Good movies make you feel something, but it’s not always a good feeling.
Sometimes, as in the case of “The Kid With a Bike,” you might feel pity, frustration, compassion and confusion. And based on those feelings, this movie is a bit haunting.
Young Cyril is alone and doesn’t like it.
He lives in a home for abandoned boys. He has his father’s last known phone number, but the recording says it’s disconnected. He refuses to let that be the last word. He will find his dad or die trying.
He escapes the home and makes it back to their old apartment, but the place is empty. His obsession with locating his dad practically turns him into a feral animal. He is stone-cold relentless, and doesn’t care who or what he has to go through to find his old man. A kindly hairdresser who gets caught in his whirlwind path takes pity, finds the kid’s bike (which his dad sold) and brings it back to the heartbroken Cyril.

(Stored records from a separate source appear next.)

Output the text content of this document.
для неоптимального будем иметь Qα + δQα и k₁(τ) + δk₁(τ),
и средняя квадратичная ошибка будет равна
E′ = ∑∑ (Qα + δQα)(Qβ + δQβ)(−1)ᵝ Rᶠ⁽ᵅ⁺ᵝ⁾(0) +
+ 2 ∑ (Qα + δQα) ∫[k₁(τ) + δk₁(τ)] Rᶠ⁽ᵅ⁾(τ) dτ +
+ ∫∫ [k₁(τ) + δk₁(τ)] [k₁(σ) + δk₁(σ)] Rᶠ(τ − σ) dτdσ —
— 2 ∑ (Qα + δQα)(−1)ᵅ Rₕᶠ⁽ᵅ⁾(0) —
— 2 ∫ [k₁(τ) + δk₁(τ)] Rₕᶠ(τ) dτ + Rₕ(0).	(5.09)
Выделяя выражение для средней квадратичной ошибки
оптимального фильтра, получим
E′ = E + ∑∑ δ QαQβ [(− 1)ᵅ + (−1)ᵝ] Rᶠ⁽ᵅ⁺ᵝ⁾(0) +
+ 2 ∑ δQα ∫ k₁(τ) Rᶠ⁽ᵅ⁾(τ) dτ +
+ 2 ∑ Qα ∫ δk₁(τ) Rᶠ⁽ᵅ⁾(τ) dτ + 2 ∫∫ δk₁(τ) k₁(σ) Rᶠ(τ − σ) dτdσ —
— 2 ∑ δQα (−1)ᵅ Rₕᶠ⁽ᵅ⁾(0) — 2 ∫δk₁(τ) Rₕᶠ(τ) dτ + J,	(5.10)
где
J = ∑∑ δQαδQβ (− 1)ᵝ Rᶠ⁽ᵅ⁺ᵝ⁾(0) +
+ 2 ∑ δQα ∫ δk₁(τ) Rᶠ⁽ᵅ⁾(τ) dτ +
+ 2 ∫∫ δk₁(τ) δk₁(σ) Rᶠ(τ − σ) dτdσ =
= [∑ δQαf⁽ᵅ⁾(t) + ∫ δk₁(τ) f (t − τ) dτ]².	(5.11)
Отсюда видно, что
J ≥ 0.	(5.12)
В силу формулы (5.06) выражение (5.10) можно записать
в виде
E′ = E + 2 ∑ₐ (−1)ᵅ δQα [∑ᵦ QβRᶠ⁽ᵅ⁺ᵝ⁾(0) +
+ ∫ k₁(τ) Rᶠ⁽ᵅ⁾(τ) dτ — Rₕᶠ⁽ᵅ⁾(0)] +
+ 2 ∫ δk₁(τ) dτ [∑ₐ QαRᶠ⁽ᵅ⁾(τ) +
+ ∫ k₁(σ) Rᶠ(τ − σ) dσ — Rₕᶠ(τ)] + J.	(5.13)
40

But this only gives him a new determination to find his dad. Cyril will use the hairdresser to help him in his search. Why she is so eager to help this ungrateful child is unexplained. She just does, even at the peril of her relationships and her safety.
One minute, you’ll want to hug this poor kid; and the next, you’ll want to send him packing. It’s not his fault he’s such a mess. The only question is: How far will he go before the hairdresser says “Enough”? Or is he too far gone to even be reached?
There are a lot of questions for this simple human story. “The Kid With a Bike” is energetic, unflinching and consuming.